Еще в 1575 г. народ в Пуату протестовал публично против войн, затеянных знатью. «Вот уже тринадцать лет, — так писали жители Пуату, — как мы терпим страшное разорение благодаря тем лицам, которые называют себя дворянами (gentilshommes). Их цель состоит в том, чтобы разорить купца и бедного крестьянина, и гарантировать лишь себя, и они сумели так ловко поддержать друг друга, что не только не потерпели разорения, а напротив, оказались в выигрыше, благодаря смутам». Не раз приносили они по этому поводу жалобы Генриху III, не раз указывали на жалкое положение страны, на крайнее разорение, до которого они доведены. Король посылал любезные письма к жителям, убаюкивал их надеждами и не делал ничего. Народ увидел, что нужно самому браться за дело, что лишь в собственной энергии надобно искать средств спасения. И он прибег к ней. «Нас двадцать тысяч человек, — заявляли в приведенном воззвании жители Пуату — и мы готовы подняться все, чтобы уничтожить тех, кто продает нас, кто поступает с нами так, как поступают дворяне».

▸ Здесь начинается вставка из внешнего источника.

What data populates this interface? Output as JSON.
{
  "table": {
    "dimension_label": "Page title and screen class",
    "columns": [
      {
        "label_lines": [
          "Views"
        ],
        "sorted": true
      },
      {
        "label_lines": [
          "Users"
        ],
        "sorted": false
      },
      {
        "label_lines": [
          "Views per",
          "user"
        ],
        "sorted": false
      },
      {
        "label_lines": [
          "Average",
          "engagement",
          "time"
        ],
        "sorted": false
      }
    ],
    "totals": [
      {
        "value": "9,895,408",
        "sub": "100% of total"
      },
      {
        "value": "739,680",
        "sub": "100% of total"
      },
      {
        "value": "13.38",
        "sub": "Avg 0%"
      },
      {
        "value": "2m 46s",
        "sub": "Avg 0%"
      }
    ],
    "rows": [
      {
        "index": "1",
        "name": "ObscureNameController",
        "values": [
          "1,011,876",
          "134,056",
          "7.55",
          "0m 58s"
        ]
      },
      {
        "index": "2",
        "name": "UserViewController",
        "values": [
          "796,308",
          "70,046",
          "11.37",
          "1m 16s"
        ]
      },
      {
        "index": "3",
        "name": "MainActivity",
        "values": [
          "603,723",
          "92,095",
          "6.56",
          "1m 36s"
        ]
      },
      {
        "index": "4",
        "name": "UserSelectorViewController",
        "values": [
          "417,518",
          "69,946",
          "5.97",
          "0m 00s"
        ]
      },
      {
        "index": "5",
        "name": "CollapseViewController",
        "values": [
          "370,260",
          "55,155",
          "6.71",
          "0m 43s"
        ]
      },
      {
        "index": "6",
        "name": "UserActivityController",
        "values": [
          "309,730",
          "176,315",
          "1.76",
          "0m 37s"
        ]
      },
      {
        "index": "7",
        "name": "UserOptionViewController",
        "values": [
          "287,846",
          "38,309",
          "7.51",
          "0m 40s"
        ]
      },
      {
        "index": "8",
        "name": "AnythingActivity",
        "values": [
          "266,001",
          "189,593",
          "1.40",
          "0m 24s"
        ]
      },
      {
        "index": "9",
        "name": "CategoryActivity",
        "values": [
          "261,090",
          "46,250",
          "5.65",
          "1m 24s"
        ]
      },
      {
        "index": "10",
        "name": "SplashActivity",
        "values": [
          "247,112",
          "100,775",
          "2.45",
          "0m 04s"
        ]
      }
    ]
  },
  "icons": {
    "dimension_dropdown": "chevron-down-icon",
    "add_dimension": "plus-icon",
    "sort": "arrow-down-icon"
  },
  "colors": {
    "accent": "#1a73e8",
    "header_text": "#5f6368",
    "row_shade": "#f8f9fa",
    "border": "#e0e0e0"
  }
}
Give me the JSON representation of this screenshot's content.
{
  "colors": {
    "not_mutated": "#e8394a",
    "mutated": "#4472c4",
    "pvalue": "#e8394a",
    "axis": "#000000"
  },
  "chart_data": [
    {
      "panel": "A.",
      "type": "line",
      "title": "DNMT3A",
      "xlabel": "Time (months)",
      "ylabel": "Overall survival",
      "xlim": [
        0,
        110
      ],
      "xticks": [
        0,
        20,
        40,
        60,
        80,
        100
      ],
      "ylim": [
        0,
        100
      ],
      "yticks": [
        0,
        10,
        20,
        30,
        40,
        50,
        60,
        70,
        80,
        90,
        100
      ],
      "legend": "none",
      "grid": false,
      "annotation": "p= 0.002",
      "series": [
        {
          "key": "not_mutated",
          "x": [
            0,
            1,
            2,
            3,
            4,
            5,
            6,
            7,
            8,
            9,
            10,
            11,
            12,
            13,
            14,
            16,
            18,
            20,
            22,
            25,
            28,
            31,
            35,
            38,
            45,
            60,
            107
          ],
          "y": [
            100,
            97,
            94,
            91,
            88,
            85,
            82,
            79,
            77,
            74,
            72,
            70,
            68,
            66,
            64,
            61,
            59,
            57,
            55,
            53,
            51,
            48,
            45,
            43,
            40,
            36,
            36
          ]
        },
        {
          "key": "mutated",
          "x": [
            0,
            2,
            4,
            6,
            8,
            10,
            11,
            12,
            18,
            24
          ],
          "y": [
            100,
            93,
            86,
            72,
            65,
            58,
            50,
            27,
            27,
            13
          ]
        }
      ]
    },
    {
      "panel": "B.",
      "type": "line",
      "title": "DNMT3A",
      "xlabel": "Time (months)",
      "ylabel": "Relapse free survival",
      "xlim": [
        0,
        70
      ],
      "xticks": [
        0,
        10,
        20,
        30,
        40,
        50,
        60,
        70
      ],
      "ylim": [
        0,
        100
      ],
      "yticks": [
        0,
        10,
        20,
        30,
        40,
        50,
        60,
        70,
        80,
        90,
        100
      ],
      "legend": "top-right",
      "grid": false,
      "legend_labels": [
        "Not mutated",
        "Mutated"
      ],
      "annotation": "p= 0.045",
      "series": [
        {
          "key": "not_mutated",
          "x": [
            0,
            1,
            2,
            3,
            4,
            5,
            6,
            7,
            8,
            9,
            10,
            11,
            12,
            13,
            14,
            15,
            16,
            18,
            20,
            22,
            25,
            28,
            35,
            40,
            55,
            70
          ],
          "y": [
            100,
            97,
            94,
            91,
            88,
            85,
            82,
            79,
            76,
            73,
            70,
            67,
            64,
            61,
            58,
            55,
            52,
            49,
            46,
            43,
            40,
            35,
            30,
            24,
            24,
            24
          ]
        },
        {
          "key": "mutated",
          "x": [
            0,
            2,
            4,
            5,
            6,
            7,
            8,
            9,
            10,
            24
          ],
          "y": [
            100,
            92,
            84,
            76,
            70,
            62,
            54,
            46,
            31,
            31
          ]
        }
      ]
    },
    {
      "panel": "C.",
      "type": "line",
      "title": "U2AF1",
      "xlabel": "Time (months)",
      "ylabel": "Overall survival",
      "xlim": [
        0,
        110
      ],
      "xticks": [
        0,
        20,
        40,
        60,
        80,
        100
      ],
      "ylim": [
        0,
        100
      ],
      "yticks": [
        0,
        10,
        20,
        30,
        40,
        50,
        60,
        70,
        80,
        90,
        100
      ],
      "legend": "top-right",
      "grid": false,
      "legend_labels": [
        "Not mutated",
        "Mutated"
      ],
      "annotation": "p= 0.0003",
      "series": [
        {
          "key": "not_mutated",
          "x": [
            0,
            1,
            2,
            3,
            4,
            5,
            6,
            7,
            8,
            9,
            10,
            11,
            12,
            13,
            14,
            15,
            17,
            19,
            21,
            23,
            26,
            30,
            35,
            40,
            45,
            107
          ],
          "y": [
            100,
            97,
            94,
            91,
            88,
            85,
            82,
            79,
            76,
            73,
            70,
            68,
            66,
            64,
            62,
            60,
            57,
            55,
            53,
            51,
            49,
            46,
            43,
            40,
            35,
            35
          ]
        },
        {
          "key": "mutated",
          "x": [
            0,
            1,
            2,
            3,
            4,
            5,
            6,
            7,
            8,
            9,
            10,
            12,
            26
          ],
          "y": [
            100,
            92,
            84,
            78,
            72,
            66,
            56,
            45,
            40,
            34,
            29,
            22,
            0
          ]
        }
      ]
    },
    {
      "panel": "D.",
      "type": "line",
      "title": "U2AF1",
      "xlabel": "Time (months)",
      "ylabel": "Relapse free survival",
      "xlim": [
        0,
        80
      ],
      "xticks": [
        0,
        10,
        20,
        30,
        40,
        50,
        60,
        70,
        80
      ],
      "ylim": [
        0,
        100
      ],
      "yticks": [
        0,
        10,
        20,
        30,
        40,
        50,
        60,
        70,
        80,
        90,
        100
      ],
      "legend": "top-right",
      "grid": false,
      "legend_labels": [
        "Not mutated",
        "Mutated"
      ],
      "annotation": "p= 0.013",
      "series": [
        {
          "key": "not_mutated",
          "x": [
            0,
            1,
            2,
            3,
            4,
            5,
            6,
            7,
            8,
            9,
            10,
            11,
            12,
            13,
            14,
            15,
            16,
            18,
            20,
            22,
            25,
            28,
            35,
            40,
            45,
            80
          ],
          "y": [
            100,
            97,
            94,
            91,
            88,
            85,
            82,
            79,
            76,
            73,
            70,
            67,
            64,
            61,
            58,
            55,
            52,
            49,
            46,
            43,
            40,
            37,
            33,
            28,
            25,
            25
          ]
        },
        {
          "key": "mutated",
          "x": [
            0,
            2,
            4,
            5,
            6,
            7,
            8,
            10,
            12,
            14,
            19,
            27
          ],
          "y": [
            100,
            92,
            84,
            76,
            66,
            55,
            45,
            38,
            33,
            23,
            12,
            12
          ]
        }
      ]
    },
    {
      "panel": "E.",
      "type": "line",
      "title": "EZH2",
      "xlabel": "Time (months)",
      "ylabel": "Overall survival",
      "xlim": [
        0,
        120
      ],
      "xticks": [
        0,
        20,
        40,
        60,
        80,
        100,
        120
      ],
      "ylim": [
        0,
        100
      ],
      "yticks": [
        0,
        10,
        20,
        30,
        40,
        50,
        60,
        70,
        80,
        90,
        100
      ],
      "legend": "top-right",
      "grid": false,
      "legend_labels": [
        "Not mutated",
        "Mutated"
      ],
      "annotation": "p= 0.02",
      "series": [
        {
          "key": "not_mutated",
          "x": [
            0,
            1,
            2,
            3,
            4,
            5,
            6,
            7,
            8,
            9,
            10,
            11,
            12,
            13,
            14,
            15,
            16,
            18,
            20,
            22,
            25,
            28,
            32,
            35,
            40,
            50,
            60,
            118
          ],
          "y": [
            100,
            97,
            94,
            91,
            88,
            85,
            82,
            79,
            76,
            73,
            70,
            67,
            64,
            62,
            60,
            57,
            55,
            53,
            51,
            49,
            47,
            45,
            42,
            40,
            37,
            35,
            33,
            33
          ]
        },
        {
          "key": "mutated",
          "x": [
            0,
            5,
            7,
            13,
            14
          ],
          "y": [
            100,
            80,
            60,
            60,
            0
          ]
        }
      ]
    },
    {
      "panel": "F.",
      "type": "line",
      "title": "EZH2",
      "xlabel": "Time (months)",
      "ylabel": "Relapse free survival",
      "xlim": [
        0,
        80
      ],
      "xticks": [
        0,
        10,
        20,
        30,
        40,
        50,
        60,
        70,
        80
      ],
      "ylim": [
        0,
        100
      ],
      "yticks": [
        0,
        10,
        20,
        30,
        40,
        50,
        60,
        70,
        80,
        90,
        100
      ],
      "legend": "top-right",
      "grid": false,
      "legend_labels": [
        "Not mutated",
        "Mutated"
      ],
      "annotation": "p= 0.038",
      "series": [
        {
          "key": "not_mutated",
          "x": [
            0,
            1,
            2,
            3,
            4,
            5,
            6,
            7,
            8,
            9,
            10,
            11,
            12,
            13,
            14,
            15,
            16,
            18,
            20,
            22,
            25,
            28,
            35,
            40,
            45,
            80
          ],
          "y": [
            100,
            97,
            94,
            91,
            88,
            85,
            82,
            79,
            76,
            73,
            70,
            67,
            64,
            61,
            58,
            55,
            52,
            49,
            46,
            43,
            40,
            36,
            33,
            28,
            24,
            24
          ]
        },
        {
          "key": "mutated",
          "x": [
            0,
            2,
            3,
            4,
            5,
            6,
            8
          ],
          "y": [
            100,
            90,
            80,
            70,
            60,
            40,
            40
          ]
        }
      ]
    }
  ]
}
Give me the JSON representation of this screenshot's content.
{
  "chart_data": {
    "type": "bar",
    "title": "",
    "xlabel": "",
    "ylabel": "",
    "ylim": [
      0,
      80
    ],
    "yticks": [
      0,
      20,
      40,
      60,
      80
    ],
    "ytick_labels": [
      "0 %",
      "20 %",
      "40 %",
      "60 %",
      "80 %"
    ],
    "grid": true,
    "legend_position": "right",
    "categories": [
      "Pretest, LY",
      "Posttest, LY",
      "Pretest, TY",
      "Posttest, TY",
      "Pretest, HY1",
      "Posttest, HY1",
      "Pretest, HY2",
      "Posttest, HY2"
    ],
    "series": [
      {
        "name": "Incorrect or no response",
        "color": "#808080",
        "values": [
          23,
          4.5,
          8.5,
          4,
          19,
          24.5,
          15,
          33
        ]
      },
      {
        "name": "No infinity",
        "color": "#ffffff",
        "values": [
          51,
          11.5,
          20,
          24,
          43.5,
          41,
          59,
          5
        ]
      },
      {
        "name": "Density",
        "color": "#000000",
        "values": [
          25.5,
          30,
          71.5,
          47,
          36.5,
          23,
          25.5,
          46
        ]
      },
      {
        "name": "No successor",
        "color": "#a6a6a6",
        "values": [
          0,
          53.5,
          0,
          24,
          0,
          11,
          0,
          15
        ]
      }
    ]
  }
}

Во Франции началась реакция, вызванная действиями знати. Новый эдикт подлил масла в огонь. Парижское население встретило негодованием весть о новом эдикте, но еще не принималось за дело. Только одно духовенство парижское отказалось петь Те Deum laudamus в честь мира, — народ выразил пассивно свое неудовольствие: на иллюминации, зажженной в честь мира, было мало лиц из народа, — рассказывает очевидец событий Летуаль. Зато в провинциях волнение достигло до крайних размеров. «Я не знаю, что это за подданные — гугеноты, но если бы я имел подобных подданных и если бы они говорили со мною так, как говорят с королем, держу пари, я отправил бы их на эшафот», — так выразился герцог Немурский, когда узнал о тех условиях, которые предлагали гугеноты королю. А это было мнение, разделяемое всеми рьяными католиками. Ненависть к реформатской религии, ненависть к деятелям этой «чудовищной» партии политиков дошла до крайних размеров, когда католики узнали, что гугенотам дают право осквернять католические города пением псалмов, что их вожди получают места губернаторов провинций, что деньги, взятые от церкви, идут на вознаграждение гугенотов, на уплату жалованья немецким солдатам, разорявшим Францию. По всей Франции стали образовываться союзы; собирались рьяные католики и давали друг другу клятву помогать истреблению врагов истинной религии и общественного спокойствия. Они обязывались восстановить во всей чистоте и непорочности истинное служение Богу по обрядам апостольской, римско-католической церкви, давали клятву сохранить за Генрихом III всю ту власть, все то повиновение, весь тот блеск, которые принадлежат ему по праву. Весть о назначении Конде губернатором Пикардии подняла на ноги все католическое население области, и в Перонне была составлена ассоциация, получившая название Лиги.
То был враг, крайне опасный для партии гугенотов и политиков; с ним приходилось теперь меряться силами: король отступал на второй план: борьба должна была идти уже не с ним одним, а со всем католическим населением Франции.